The fact that Jeep sales have slowed is a warning indicator that the SUV "boom" in the U.S. could be coming to an end. Mired by higher interest rates and continued tightening of credit, buyers are forcing once record high SUV sales and prices back down again. As a result, Fiat's Jeep Wrangler sales fell 5.9% in the month, as inventory continued to pile up at dealerships. Fiat joined companies like Toyota, Honda and Nissan, as virtually every OEM both missed analyst estimates for the month and posted an annual sales decline.
Some more details:
- Ford sales, which are now only reported on a quarterly basis, were estimated to have fallen 4.4% in February as a result of the company's F-Series sales falling. The Ford brand's total sales were down 5.1% with Lincoln sales helping cushion some of the blow, rising 15%.
- GM sales are also estimated to have fallen 5.3% in the month, following a 6.9% drop in January.
- Toyota sales were weighed upon by weak demand for its RAV4 compact SUV. Deliveries fell 12.5% for the model as overall sales fell 5.2% in February. Honda saw sales of its Pilot SUV fall 8.8%. Nissan saw deliveries of its Rogue crossover SUV plunge 16%.
In total, the annualized February sales rate slowed to 16.6 million, the worst reading in 18 months, according to researcher Autodata Corp., also missing expectations.
Yet even as SUV sales slump, there does not appear to be a recovery in sight for sedans as demand for the Toyota Camry and Nissan Altima declined by double digits from the year prior. Michelle Krebs, senior analyst for car-shopping researcher Autotrader, told Bloomberg: “Affordability is going to be a challenge for consumers going forward, and we’re beginning to see that.”
As we reported earlier this week, new car prices hit a record high in Q4 2018, with Edmunds reporting that the average transaction price for a new vehicle in December hit an all-time high of $37,260, an increase of $6,598 from December 2010 largely thanks to record high average loan amounts for both new and used cars.

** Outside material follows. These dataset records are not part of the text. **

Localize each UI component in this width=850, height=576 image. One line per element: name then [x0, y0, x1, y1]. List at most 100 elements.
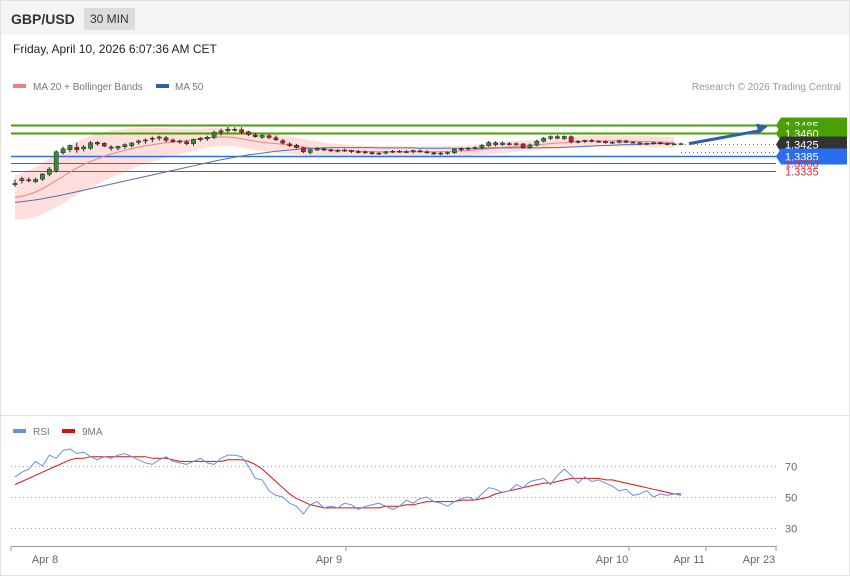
- candle-body: [555, 136, 560, 139]
- candle: [355, 150, 361, 154]
- target-arrow: [688, 123, 768, 146]
- candle-body: [184, 141, 189, 144]
- candle: [623, 139, 629, 144]
- candle-body: [458, 148, 464, 151]
- candle-body: [163, 137, 169, 141]
- candle-body: [349, 150, 354, 152]
- candle-body: [280, 140, 286, 144]
- candle: [40, 173, 45, 181]
- candle: [143, 138, 148, 144]
- candle-body: [170, 139, 176, 142]
- candle: [472, 146, 478, 150]
- candle: [122, 143, 128, 149]
- candle: [239, 127, 244, 134]
- candle: [349, 149, 354, 154]
- candle-body: [314, 147, 320, 151]
- candle-body: [307, 149, 313, 153]
- ma20-legend-swatch: [13, 84, 26, 88]
- x-tick-apr-10: Apr 10: [596, 554, 628, 566]
- candle: [452, 148, 457, 154]
- x-tick-apr-9: Apr 9: [316, 554, 342, 566]
- candle: [561, 135, 567, 140]
- symbol-label: GBP/USD: [11, 11, 75, 27]
- candle: [582, 139, 588, 144]
- level-tag-1.3385-bg: [776, 148, 847, 165]
- candle: [170, 138, 176, 143]
- candle-body: [74, 147, 80, 150]
- candle-body: [273, 137, 279, 140]
- candle: [568, 135, 574, 144]
- candle: [383, 150, 389, 155]
- candle-body: [204, 137, 210, 140]
- candle: [410, 149, 416, 154]
- candle-body: [376, 152, 382, 155]
- candle: [335, 149, 341, 153]
- x-axis: Apr 8 Apr 9 Apr 10 Apr 11 Apr 23: [10, 546, 777, 566]
- candle: [184, 139, 189, 146]
- candle: [520, 143, 526, 149]
- candle-body: [232, 129, 238, 131]
- candle: [500, 141, 505, 146]
- candle-body: [198, 137, 203, 140]
- candle: [259, 133, 265, 139]
- candle-body: [486, 142, 492, 147]
- candle-body: [19, 178, 25, 181]
- candle-body: [507, 143, 512, 145]
- candle: [678, 142, 684, 145]
- candle: [390, 150, 395, 154]
- candle-body: [438, 152, 444, 155]
- candle-body: [596, 140, 601, 143]
- candle: [664, 142, 670, 146]
- ma20-legend-label: MA 20 + Bollinger Bands: [33, 82, 143, 93]
- candle-body: [143, 139, 148, 142]
- candle: [136, 139, 141, 145]
- candle: [321, 147, 327, 152]
- candle: [493, 141, 498, 147]
- candle: [513, 142, 519, 146]
- candle: [314, 146, 320, 151]
- candle: [424, 150, 430, 154]
- candle: [555, 135, 560, 140]
- candle: [156, 135, 162, 141]
- candle-body: [191, 139, 196, 144]
- candle: [12, 179, 18, 187]
- candle-body: [417, 150, 423, 153]
- candle: [95, 141, 100, 146]
- candle: [362, 150, 368, 154]
- candle-body: [95, 142, 100, 145]
- candle-body: [149, 137, 155, 140]
- candle: [479, 143, 485, 150]
- candle: [465, 146, 471, 151]
- candle: [369, 151, 375, 155]
- x-tick-apr-11: Apr 11: [673, 554, 705, 566]
- rsi-tick-30: 30: [785, 524, 797, 536]
- candle: [534, 139, 540, 147]
- candle-body: [362, 151, 368, 154]
- candle-body: [678, 143, 684, 145]
- candle-body: [81, 146, 87, 150]
- rsi-ma-line: [14, 456, 681, 509]
- candle: [609, 141, 615, 144]
- candle-body: [479, 145, 485, 148]
- candle: [404, 150, 409, 154]
- candle-body: [287, 143, 292, 146]
- timeframe-button[interactable]: 30 MIN: [84, 8, 135, 30]
- candle: [53, 150, 59, 173]
- candle-body: [589, 140, 595, 142]
- candle-body: [582, 140, 588, 142]
- candle-body: [321, 148, 327, 151]
- candle: [280, 139, 286, 145]
- candle: [458, 147, 464, 152]
- level-tag-1.3385: 1.3385: [785, 152, 819, 164]
- rsi-panel: 70 50 30: [11, 448, 797, 536]
- rsi-legend-label: RSI: [33, 427, 50, 438]
- candle: [26, 177, 32, 183]
- candle-body: [424, 151, 430, 154]
- candle: [67, 144, 73, 153]
- candle: [630, 141, 636, 144]
- candle: [644, 142, 650, 146]
- candle: [637, 141, 643, 145]
- candle: [603, 140, 608, 144]
- ma50-legend-label: MA 50: [175, 82, 204, 93]
- candle: [218, 128, 224, 136]
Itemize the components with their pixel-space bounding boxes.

Record high loan balances and rising interest rates, also mean that US consumers are now paying record high monthly payments for both new and used cars.

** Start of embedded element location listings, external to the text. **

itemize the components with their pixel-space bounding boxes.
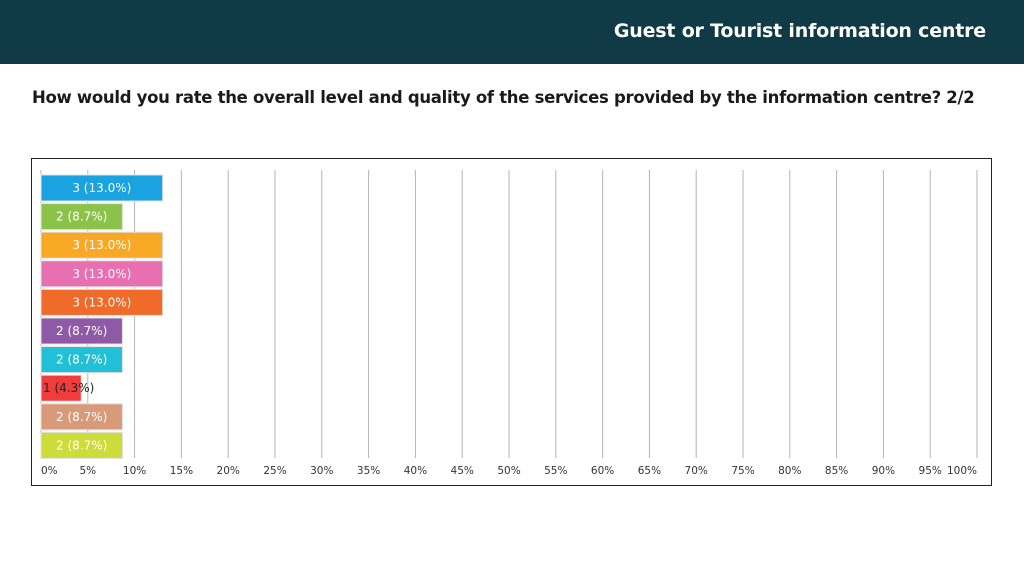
x-tick-label: 95% bbox=[919, 465, 942, 477]
x-tick-label: 20% bbox=[217, 465, 240, 477]
bar-data-label: 2 (8.7%) bbox=[56, 410, 107, 424]
bar-data-label: 2 (8.7%) bbox=[56, 438, 107, 452]
x-tick-label: 55% bbox=[544, 465, 567, 477]
header-bar: Guest or Tourist information centre bbox=[0, 0, 1024, 64]
x-tick-labels: 0% 5% 10% 15% 20% 25% 30% 35% 40% 45% 50% 55% 60% 65%… bbox=[41, 465, 977, 477]
x-tick-label: 25% bbox=[263, 465, 286, 477]
bar-data-label: 3 (13.0%) bbox=[72, 267, 131, 281]
bar-data-label: 3 (13.0%) bbox=[72, 181, 131, 195]
bar bbox=[40, 231, 164, 259]
x-tick-label: 100% bbox=[947, 465, 977, 477]
question-title: How would you rate the overall level and… bbox=[32, 88, 975, 107]
bar-data-label: 2 (8.7%) bbox=[56, 324, 107, 338]
x-tick-label: 45% bbox=[451, 465, 474, 477]
chart-frame bbox=[31, 158, 992, 486]
bar bbox=[40, 174, 164, 202]
x-tick-label: 30% bbox=[310, 465, 333, 477]
x-tick-label: 80% bbox=[778, 465, 801, 477]
x-tick-label: 70% bbox=[685, 465, 708, 477]
bar bbox=[40, 288, 164, 316]
bar-data-label: 2 (8.7%) bbox=[56, 353, 107, 367]
bar bbox=[40, 260, 164, 288]
x-tick-label: 85% bbox=[825, 465, 848, 477]
bar-data-label: 3 (13.0%) bbox=[72, 238, 131, 252]
bar bbox=[40, 431, 123, 459]
bars bbox=[40, 174, 164, 459]
grid-lines bbox=[40, 170, 978, 458]
bar bbox=[40, 403, 123, 431]
bar-labels: 3 (13.0%) 2 (8.7%) 3 (13.0%) 3 (13.0%) 3 (13… bbox=[43, 181, 131, 452]
bar bbox=[40, 317, 123, 345]
x-tick-label: 40% bbox=[404, 465, 427, 477]
bar-data-label: 1 (4.3%) bbox=[43, 381, 94, 395]
x-tick-label: 60% bbox=[591, 465, 614, 477]
bar-data-label: 2 (8.7%) bbox=[56, 210, 107, 224]
x-tick-label: 15% bbox=[170, 465, 193, 477]
x-tick-label: 35% bbox=[357, 465, 380, 477]
bar bbox=[40, 374, 82, 402]
header-title: Guest or Tourist information centre bbox=[613, 20, 986, 42]
x-tick-label: 5% bbox=[79, 465, 96, 477]
x-tick-label: 65% bbox=[638, 465, 661, 477]
bar bbox=[40, 346, 123, 374]
x-tick-label: 90% bbox=[872, 465, 895, 477]
x-tick-label: 50% bbox=[497, 465, 520, 477]
x-tick-label: 0% bbox=[41, 465, 58, 477]
x-tick-label: 10% bbox=[123, 465, 146, 477]
bar-data-label: 3 (13.0%) bbox=[72, 295, 131, 309]
x-tick-label: 75% bbox=[731, 465, 754, 477]
bar bbox=[40, 203, 123, 231]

Despite high prices resulting in slowing sales, dealers were at least disciplined about incentives. February incentives were, on average, $3,721 per vehicle, down $161 from last year. Expect this to change.

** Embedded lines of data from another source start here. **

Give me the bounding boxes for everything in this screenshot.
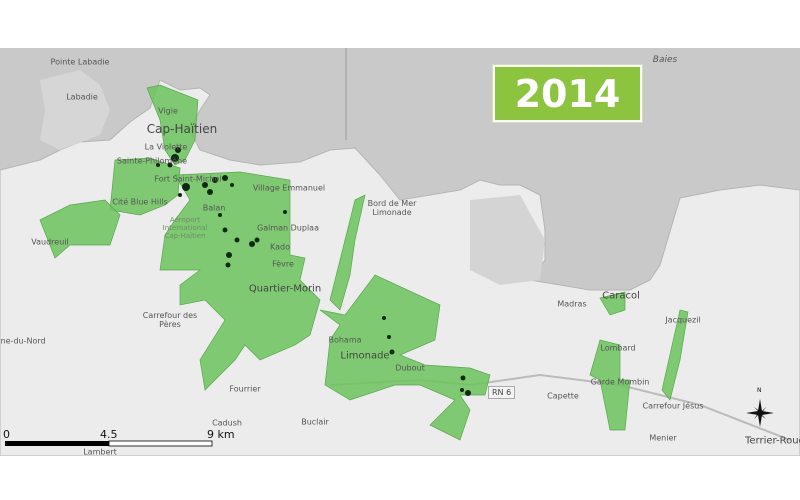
place-label: Baies: [652, 55, 678, 65]
data-point: [254, 237, 260, 243]
place-label: Menier: [649, 433, 677, 443]
place-label: Limonade: [340, 350, 390, 362]
zone-limonade: [319, 274, 491, 441]
data-point: [389, 349, 395, 355]
data-point: [156, 163, 160, 167]
place-label: Carrefour Jésus: [642, 401, 704, 411]
place-label: Kado: [270, 242, 290, 252]
place-label: Cadush: [212, 418, 242, 428]
scale-bar: [5, 440, 213, 447]
place-label: Fèvre: [272, 259, 294, 269]
scale-bar-segment-empty: [108, 440, 213, 447]
scale-tick-label: 4.5: [100, 428, 118, 441]
place-label: Garde Mombin: [590, 377, 650, 387]
place-label: Buclair: [301, 417, 329, 427]
map-canvas: [0, 48, 800, 456]
data-points: [156, 147, 471, 396]
north-label: N: [757, 387, 762, 394]
place-label: Lombard: [600, 343, 636, 353]
place-label: Plaine-du-Nord: [0, 336, 46, 346]
data-point: [225, 262, 231, 268]
zone-lombard: [589, 339, 631, 431]
data-point: [171, 154, 179, 162]
place-label: Fourrier: [229, 384, 261, 394]
data-point: [167, 162, 173, 168]
land-labadie: [40, 70, 110, 150]
data-point: [218, 213, 222, 217]
year-badge: 2014: [492, 64, 643, 123]
data-point: [230, 183, 234, 187]
place-label: Labadie: [66, 92, 98, 102]
road-badge: RN 6: [488, 386, 516, 399]
data-point: [212, 177, 218, 183]
place-label: Vaudreuil: [31, 237, 69, 247]
data-point: [460, 388, 464, 392]
place-label: Cité Blue Hills: [112, 197, 168, 207]
place-label: Vigie: [158, 106, 178, 116]
data-point: [387, 335, 391, 339]
data-point: [207, 189, 213, 195]
place-label: Bohama: [328, 335, 362, 345]
zone-cap-haitien: [146, 84, 199, 166]
compass-star-icon: [746, 399, 774, 427]
place-label: Bord de Mer Limonade: [367, 199, 417, 217]
lagoon: [470, 195, 545, 285]
data-point: [178, 193, 182, 197]
place-label: Sainte-Philomène: [116, 156, 188, 166]
place-label: Cap-Haïtien: [146, 122, 218, 136]
place-label: Madras: [557, 299, 587, 309]
place-label: Pointe Labadie: [50, 57, 110, 67]
data-point: [249, 241, 255, 247]
data-point: [202, 182, 208, 188]
scale-tick-label: 0: [3, 428, 10, 441]
place-label: Village Emmanuel: [252, 183, 326, 193]
data-point: [182, 183, 190, 191]
data-point: [460, 375, 466, 381]
zone-limonade-strip: [329, 194, 366, 311]
place-label: Quartier-Morin: [248, 283, 322, 295]
zone-vaudreuil: [39, 199, 121, 259]
place-label: Dubout: [395, 363, 425, 373]
data-point: [283, 210, 287, 214]
map[interactable]: Pointe Labadie Labadie Vigie Cap-Haïtien…: [0, 48, 800, 456]
data-point: [222, 227, 228, 233]
place-label: La Violette: [144, 142, 188, 152]
data-point: [226, 252, 232, 258]
place-label: Balan: [202, 203, 226, 213]
place-label: Terrier-Rouge: [744, 435, 800, 447]
place-label: Capette: [547, 391, 579, 401]
scale-tick-label: 9 km: [207, 428, 235, 441]
data-point: [465, 390, 471, 396]
airport-label: Aéroport International Cap-Haïtien: [162, 216, 208, 240]
place-label: Fort Saint-Michel: [154, 174, 222, 184]
zones: [39, 84, 689, 441]
data-point: [175, 147, 181, 153]
place-label: Jacquezil: [665, 315, 701, 325]
zone-caracol: [599, 291, 626, 316]
place-label: Lambert: [83, 447, 117, 457]
data-point: [382, 316, 386, 320]
zone-balan: [159, 171, 321, 391]
data-point: [234, 237, 240, 243]
place-label: Carrefour des Pères: [142, 311, 198, 329]
scale-bar-segment-filled: [5, 441, 109, 446]
place-label: Galman Duplaa: [257, 223, 319, 233]
data-point: [222, 175, 228, 181]
place-label: Caracol: [602, 290, 640, 302]
zone-jacquezil: [661, 309, 689, 401]
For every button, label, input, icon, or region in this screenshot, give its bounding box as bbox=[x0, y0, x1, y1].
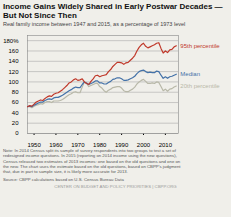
svg-text:1960: 1960 bbox=[49, 142, 63, 147]
svg-text:1980: 1980 bbox=[93, 142, 107, 147]
svg-text:95th percentile: 95th percentile bbox=[180, 43, 220, 49]
svg-text:1990: 1990 bbox=[115, 142, 129, 147]
html-text:Note: In 2014 Census split its: Note: In 2014 Census split its sample of… bbox=[3, 148, 181, 175]
svg-text:0: 0 bbox=[15, 130, 19, 136]
svg-text:120: 120 bbox=[8, 68, 19, 74]
svg-text:40: 40 bbox=[12, 110, 19, 116]
svg-text:2000: 2000 bbox=[137, 142, 151, 147]
svg-text:2010: 2010 bbox=[159, 142, 173, 147]
svg-text:20: 20 bbox=[12, 120, 19, 126]
html-text:CENTER ON BUDGET AND POLICY PR: CENTER ON BUDGET AND POLICY PRIORITIES |… bbox=[54, 183, 177, 189]
svg-text:160: 160 bbox=[8, 48, 19, 54]
html-text:Source: CBPP calculations base: Source: CBPP calculations based on U.S. … bbox=[3, 176, 124, 182]
svg-text:Median: Median bbox=[180, 71, 200, 77]
svg-text:60: 60 bbox=[12, 99, 19, 105]
svg-text:80: 80 bbox=[12, 89, 19, 95]
svg-text:140: 140 bbox=[8, 58, 19, 64]
html-text:Income Gains Widely Shared in: Income Gains Widely Shared in Early Post… bbox=[3, 2, 223, 21]
svg-text:1970: 1970 bbox=[71, 142, 85, 147]
html-text:Real family income between 194: Real family income between 1947 and 2015… bbox=[3, 21, 186, 28]
svg-text:100: 100 bbox=[8, 79, 19, 85]
svg-text:1950: 1950 bbox=[27, 142, 41, 147]
svg-text:180%: 180% bbox=[3, 38, 19, 44]
svg-text:20th percentile: 20th percentile bbox=[180, 83, 220, 89]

Brian Irwin, who leads the automotive practice at consultant Accenture, said: “We’ve seen the average level of incentive spending pulled back from what it was at the end of last year. Carmakers are pulling back now so they can be more bold when there are more people in the marketplace. It’s really about fishing when the fish are biting.”
Reid Bigland, Fiat Chrysler’s head of U.S. sales, said: “The overall industry is starting off slower due in part to weather, the U.S. government shutdown, and concern over tax refunds.”
We noted at the beginning of February that 2019 had started off in abysmal fashion for U.S. auto sales. Last month, on the heels of Nissan seeing a 40% plunge in sales of its Altima sedan, we guessed that the bottom of the plunge for sedans – a result of the popularity of SUVs - wasn't quite in just yet. Now, it looks as though SUV sales are facing a similar fate.
Bigland had also blamed the weather in early February, saying that: "In spite of some frigid January weather, we remain bullish on 2019 given the continued underlying strength of the U.S. economy."
So far, his prognostication looks to be dead wrong. The National Automobile Dealers Association now forecasts 16.8 million deliveries in 2019, down from about 17.3 million last year.
Henio Arcangeli, senior vice president of automotive ops for Honda's U.S. unit also blamed January's sales on the cold weather. So far, no update on what excuse he has made for February. Perhaps March's sales drop will be a result of global warming?